General characteristics
- Length: 36 m (118 ft 1 in) o/a; 22.3 m (73 ft 2 in) lwl;
- Beam: 7.1 m (23 ft 4 in)
- Draft: 3.1 m (10 ft 2 in)
- Mast heights: 30 m (98 ft 5 in) (from deck)
- Sail area: 550 m^{2} (5,900 sq ft)
- Speed: 10 knots (19 km/h; 12 mph) (engine); 14 knots (26 km/h; 16 mph) (under sail);
- Range: 2,000 nmi (3,700 km; 2,300 mi) (engine)
- Endurance: 60 days
- Crew: 8-16

= Tocorimé Pamatojari =

Tocorimé Pamatojari is a Brazilian tall ship. Her name means 'The Adventurous Spirit of the number Fourteen', in the native tongue of the Kulina people of the Brazilian Amazon. The name is a tribute to the number 14 and a famous footballer Johan Cruijff.

Tocorimé Pamatojari was built in Santarém, Pará, Brazil. She was constructed using mainly age-old traditional & local Amazonian shipbuilding hand craft techniques. The hull is predominantly made from the Mezilaurus itauba wood.

The founders of the project were René Gerardus de Bruijn, Markus Lehmann (also known as Canoa), Christopher (Kit) & Markus Smit. Jaap Zondervan (logistics) and Will Hamm (music) completed the team.
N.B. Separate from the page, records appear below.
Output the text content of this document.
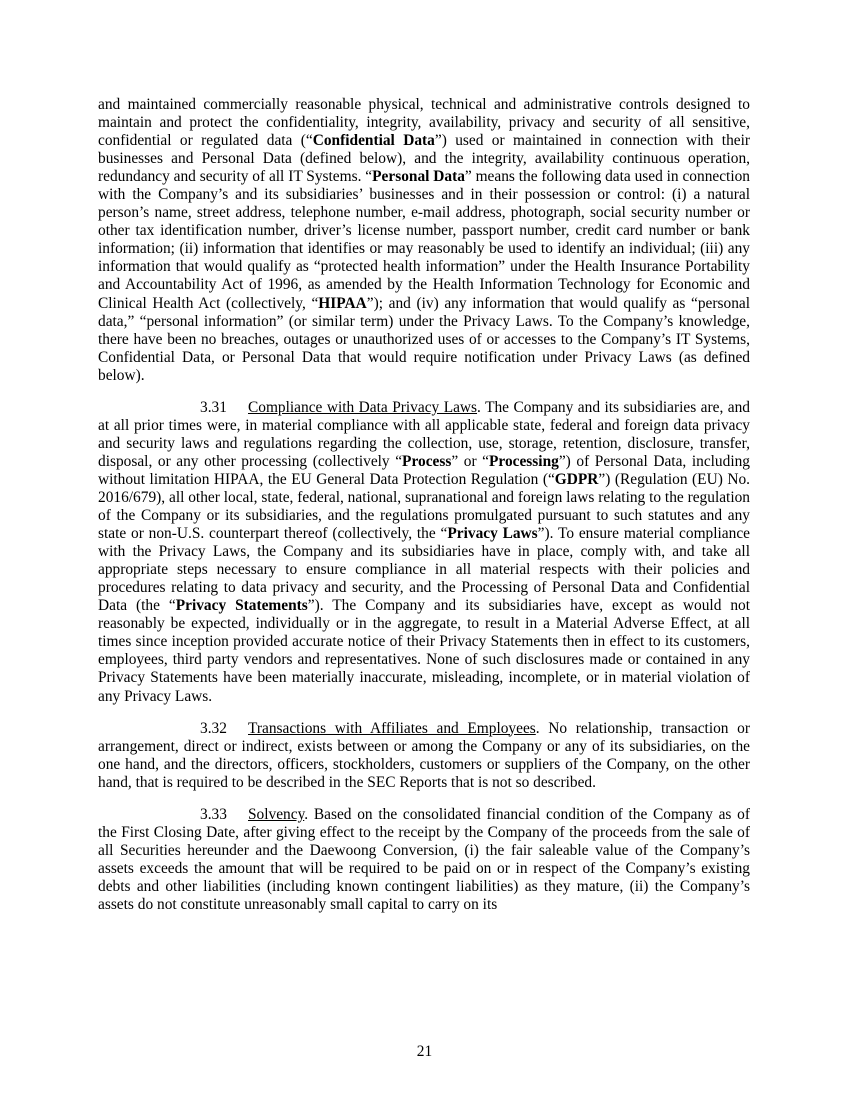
and maintained commercially reasonable physical, technical and administrative controls designed to maintain and protect the confidentiality, integrity, availability, privacy and security of all sensitive, confidential or regulated data (“Confidential Data”) used or maintained in connection with their businesses and Personal Data (defined below), and the integrity, availability continuous operation, redundancy and security of all IT Systems. “Personal Data” means the following data used in connection with the Company’s and its subsidiaries’ businesses and in their possession or control: (i) a natural person’s name, street address, telephone number, e-mail address, photograph, social security number or other tax identification number, driver’s license number, passport number, credit card number or bank information; (ii) information that identifies or may reasonably be used to identify an individual; (iii) any information that would qualify as “protected health information” under the Health Insurance Portability and Accountability Act of 1996, as amended by the Health Information Technology for Economic and Clinical Health Act (collectively, “HIPAA”); and (iv) any information that would qualify as “personal data,” “personal information” (or similar term) under the Privacy Laws. To the Company’s knowledge, there have been no breaches, outages or unauthorized uses of or accesses to the Company’s IT Systems, Confidential Data, or Personal Data that would require notification under Privacy Laws (as defined below).

3.31 Compliance with Data Privacy Laws. The Company and its subsidiaries are, and at all prior times were, in material compliance with all applicable state, federal and foreign data privacy and security laws and regulations regarding the collection, use, storage, retention, disclosure, transfer, disposal, or any other processing (collectively “Process” or “Processing”) of Personal Data, including without limitation HIPAA, the EU General Data Protection Regulation (“GDPR”) (Regulation (EU) No. 2016/679), all other local, state, federal, national, supranational and foreign laws relating to the regulation of the Company or its subsidiaries, and the regulations promulgated pursuant to such statutes and any state or non-U.S. counterpart thereof (collectively, the “Privacy Laws”). To ensure material compliance with the Privacy Laws, the Company and its subsidiaries have in place, comply with, and take all appropriate steps necessary to ensure compliance in all material respects with their policies and procedures relating to data privacy and security, and the Processing of Personal Data and Confidential Data (the “Privacy Statements”). The Company and its subsidiaries have, except as would not reasonably be expected, individually or in the aggregate, to result in a Material Adverse Effect, at all times since inception provided accurate notice of their Privacy Statements then in effect to its customers, employees, third party vendors and representatives. None of such disclosures made or contained in any Privacy Statements have been materially inaccurate, misleading, incomplete, or in material violation of any Privacy Laws.

3.32 Transactions with Affiliates and Employees. No relationship, transaction or arrangement, direct or indirect, exists between or among the Company or any of its subsidiaries, on the one hand, and the directors, officers, stockholders, customers or suppliers of the Company, on the other hand, that is required to be described in the SEC Reports that is not so described.

3.33 Solvency. Based on the consolidated financial condition of the Company as of the First Closing Date, after giving effect to the receipt by the Company of the proceeds from the sale of all Securities hereunder and the Daewoong Conversion, (i) the fair saleable value of the Company’s assets exceeds the amount that will be required to be paid on or in respect of the Company’s existing debts and other liabilities (including known contingent liabilities) as they mature, (ii) the Company’s assets do not constitute unreasonably small capital to carry on its

21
Crafted with the greatest care and attention to detail and utilizing only the most traditional of hand tools, Tocorimé Pamatojari boldly exhibits its solid Itaúba ribs and planking. The massive and dense 22 m ipê keel and keelson secure the vessel and the 30 m Muiricatiara masts stand tall in the sky. Overall, there is a great diversity of tropical woods used in the construction because Tocorimé Pamatojari was built on the beachside of the Tapajós River. Tocorimé Pamatojari contains 2 km of planking, 40,000 nails and screws, 40 tonnes of ballast, and 8 km of rope.

After 6 years in construction, Tocorimé Pamatojari made her maiden voyage down the Amazon in March 2000.

Tocorimé Pamatojari is currently used as a school ship.